We develop a model for anguilliform (eel-like) swimming as an elastic rod actuated via time-dependent intrinsic curvature and subject to hydrodynamic drag forces, the latter as proposed by Taylor (in Proc Roy Proc Lond A 214:158-183, 1952). We employ a eometrically exact theory and discretize the resulting nonlinear partial differential evolution both to perform numerical simulations, and to compare with previous models consisting of chains of rigid links or masses connected by springs, dampers, and prescribed force generators representing muscles. We show that muscle activations driven by motoneuronal spike trains via calcium dynamics produce intrinsic curvatures corresponding to near-sinusoidal body shapes in longitudinally-uniform rods, but that passive elasticity causes Taylor's assumption of prescribed shape to fail, leading to time-periodic motions and lower speeds than those predicted Taylor (in Proc Roy Proc Lond A 214:158-183, 1952).

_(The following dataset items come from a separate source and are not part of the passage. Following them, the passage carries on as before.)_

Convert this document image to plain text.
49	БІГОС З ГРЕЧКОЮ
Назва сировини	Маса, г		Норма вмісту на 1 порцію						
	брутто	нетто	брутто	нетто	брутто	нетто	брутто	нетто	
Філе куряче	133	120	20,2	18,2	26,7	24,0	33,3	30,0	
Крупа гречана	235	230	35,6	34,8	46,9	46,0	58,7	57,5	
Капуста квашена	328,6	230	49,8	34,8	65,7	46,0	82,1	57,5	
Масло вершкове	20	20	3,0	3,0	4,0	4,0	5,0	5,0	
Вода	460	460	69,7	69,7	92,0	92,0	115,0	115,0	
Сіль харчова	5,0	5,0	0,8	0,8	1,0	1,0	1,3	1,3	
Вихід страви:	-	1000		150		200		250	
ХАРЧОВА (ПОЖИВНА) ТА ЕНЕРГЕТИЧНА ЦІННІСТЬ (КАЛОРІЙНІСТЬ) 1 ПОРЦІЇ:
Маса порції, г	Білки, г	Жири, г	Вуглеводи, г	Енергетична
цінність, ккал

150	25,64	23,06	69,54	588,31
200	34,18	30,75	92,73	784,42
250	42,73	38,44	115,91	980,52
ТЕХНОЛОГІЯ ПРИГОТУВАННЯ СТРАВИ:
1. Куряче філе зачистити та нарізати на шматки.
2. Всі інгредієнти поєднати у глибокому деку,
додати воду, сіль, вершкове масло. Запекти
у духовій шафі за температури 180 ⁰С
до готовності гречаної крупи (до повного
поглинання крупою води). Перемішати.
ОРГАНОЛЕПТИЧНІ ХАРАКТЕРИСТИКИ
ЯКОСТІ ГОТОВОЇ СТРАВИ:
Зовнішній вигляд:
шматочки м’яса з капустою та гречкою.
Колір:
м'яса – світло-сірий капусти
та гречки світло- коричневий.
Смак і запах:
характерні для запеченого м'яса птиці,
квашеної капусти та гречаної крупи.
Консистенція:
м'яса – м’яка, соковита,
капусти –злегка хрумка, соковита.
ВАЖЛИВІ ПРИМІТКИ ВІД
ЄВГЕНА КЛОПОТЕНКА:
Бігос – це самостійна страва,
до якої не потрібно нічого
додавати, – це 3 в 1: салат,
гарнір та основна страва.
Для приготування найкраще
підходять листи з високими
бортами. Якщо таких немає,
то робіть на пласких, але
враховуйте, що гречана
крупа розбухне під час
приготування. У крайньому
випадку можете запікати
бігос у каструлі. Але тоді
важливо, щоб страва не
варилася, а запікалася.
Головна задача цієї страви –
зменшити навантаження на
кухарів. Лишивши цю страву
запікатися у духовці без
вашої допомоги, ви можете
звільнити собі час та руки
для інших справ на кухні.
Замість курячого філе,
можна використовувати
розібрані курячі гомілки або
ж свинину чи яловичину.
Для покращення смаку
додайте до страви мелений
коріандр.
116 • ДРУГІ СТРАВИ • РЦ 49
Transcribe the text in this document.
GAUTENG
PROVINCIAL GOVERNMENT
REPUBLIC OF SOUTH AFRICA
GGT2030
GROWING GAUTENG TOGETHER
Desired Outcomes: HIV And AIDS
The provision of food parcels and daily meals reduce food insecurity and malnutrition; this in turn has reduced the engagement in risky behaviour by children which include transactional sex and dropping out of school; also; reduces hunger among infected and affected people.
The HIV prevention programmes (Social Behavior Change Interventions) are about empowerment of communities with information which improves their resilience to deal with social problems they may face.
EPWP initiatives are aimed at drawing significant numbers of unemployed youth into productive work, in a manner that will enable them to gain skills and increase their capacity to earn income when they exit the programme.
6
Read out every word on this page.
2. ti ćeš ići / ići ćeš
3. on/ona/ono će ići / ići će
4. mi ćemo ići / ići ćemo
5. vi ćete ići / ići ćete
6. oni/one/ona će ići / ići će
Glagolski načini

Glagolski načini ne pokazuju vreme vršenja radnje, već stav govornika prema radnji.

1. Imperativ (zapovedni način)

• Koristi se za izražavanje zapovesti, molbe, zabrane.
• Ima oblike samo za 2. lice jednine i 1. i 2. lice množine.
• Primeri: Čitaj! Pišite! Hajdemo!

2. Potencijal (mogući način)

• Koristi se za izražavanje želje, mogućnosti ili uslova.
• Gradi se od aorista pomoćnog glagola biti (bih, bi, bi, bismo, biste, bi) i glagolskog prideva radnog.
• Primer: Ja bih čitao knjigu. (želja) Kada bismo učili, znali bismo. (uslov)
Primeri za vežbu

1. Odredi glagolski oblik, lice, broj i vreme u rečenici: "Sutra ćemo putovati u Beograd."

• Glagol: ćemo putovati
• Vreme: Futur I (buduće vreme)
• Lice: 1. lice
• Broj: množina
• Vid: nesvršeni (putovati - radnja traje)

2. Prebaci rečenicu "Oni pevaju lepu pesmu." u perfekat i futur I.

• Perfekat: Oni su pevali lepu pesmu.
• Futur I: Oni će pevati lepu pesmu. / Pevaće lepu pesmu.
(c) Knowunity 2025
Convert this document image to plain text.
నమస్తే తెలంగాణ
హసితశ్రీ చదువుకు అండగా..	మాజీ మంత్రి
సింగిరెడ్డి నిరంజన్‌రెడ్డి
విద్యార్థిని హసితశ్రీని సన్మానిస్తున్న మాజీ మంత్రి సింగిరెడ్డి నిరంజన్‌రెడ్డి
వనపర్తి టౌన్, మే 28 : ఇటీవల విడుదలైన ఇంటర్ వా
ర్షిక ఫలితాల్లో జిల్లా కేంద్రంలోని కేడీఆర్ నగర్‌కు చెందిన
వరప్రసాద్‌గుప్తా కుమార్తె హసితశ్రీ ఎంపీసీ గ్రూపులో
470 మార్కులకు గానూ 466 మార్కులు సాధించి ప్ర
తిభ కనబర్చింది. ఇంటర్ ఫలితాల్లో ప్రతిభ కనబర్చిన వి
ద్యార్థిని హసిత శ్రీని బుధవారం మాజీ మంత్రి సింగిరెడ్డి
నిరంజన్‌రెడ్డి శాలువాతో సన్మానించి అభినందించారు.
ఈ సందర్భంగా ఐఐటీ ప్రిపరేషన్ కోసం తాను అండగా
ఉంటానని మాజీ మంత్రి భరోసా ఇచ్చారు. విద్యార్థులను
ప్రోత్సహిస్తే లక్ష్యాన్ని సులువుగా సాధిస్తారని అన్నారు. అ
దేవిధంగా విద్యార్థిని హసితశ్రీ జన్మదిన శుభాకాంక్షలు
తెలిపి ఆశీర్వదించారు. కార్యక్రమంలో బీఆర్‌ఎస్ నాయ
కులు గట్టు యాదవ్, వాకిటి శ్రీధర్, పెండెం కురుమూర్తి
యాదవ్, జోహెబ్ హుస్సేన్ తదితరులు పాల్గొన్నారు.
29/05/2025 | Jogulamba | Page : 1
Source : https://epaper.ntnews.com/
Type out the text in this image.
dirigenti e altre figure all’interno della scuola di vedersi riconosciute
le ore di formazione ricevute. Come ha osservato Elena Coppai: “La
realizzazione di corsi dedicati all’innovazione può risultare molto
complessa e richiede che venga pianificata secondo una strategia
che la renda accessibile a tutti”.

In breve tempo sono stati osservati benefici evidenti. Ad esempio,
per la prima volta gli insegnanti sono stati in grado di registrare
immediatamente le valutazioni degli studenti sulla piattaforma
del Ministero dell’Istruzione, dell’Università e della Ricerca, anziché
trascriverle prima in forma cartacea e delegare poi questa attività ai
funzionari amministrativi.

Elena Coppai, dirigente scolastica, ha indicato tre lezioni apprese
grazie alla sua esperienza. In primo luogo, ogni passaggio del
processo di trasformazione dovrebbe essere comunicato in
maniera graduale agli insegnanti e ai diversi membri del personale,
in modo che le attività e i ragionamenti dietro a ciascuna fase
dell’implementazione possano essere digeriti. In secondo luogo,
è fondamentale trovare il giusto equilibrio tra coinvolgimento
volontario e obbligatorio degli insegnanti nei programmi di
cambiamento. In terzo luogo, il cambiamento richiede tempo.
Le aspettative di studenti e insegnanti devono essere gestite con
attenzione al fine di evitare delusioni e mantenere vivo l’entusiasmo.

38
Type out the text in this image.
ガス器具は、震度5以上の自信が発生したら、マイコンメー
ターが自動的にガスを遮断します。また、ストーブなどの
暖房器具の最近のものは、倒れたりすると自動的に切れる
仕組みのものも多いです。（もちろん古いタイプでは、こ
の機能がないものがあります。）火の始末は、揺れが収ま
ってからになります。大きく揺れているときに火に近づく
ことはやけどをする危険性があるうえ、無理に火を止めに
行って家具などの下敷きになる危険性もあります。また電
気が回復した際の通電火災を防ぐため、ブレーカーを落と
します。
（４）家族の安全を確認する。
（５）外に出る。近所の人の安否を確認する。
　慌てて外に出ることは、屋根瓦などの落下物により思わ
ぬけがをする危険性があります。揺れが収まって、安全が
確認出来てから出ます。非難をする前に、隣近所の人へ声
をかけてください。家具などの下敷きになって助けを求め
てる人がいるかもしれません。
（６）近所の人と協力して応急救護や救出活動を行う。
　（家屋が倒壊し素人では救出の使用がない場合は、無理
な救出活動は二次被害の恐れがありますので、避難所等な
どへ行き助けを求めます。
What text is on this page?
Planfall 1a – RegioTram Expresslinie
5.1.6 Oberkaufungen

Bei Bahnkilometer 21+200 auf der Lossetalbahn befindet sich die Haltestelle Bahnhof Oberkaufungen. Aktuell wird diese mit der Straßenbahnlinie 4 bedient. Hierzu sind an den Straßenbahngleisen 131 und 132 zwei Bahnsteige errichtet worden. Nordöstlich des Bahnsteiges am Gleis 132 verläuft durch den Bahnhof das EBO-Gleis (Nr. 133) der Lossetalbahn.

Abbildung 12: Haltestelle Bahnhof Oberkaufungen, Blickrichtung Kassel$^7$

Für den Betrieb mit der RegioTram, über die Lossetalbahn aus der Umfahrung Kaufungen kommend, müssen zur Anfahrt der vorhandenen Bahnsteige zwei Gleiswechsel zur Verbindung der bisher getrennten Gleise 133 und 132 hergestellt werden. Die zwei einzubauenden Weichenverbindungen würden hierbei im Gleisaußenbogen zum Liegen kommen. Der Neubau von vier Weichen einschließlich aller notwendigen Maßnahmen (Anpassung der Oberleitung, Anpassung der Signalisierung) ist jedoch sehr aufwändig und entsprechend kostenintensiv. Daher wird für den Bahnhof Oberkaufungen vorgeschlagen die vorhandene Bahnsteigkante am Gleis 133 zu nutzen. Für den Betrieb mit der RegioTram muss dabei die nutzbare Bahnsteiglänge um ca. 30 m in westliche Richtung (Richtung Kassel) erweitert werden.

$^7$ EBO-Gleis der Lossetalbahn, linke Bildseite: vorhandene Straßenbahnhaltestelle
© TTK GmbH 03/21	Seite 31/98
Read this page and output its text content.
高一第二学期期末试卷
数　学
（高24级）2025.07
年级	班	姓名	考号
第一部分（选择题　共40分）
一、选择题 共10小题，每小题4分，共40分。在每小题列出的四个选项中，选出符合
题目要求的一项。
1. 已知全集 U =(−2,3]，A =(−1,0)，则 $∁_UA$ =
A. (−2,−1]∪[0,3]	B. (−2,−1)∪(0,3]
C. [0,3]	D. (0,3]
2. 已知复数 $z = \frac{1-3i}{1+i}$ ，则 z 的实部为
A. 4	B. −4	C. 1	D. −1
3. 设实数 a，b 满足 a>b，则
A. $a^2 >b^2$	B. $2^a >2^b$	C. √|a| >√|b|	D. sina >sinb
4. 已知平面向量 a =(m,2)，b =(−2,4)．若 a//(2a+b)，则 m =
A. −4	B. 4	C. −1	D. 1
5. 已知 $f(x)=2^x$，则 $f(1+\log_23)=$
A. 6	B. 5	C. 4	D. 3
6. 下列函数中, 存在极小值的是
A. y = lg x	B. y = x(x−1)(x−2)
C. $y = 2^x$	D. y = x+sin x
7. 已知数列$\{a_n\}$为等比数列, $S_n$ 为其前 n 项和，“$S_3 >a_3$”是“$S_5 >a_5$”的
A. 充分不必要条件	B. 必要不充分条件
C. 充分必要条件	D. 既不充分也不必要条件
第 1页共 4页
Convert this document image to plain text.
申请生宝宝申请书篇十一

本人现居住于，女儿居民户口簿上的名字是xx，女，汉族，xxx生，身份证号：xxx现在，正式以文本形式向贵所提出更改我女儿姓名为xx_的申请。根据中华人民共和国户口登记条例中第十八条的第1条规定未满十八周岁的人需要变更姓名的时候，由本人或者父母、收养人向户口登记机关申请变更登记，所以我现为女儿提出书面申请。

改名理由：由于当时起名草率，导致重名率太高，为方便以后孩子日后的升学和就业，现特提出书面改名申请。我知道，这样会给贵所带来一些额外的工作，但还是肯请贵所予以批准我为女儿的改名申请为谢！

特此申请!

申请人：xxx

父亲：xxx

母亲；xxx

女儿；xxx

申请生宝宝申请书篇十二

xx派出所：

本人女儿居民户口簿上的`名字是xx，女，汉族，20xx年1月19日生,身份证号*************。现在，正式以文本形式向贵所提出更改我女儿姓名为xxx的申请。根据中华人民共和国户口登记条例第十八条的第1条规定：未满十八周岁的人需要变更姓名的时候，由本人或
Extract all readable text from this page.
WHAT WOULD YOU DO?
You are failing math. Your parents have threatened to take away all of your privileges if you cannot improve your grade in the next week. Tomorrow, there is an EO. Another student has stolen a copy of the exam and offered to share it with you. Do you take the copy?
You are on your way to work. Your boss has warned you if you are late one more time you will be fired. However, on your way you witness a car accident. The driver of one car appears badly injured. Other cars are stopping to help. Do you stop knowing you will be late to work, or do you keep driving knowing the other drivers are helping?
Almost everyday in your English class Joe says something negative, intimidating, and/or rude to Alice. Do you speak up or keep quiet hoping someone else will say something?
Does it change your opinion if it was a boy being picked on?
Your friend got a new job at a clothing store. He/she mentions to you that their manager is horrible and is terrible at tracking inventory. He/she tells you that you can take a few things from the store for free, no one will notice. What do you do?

We investigate the effects of bending stiffness, body geometry, and activation patterns on swimming speed, turning behavior, and acceleration to steady swimming. We show that laterally-uniform activation yields stable straight swimming and laterally differential activation levels lead to stable turns, and we argue that tapered bodies with reduced caudal (tail-end) activation (to produce uniform intrinsic curvature) swim faster than ones with uniform activation.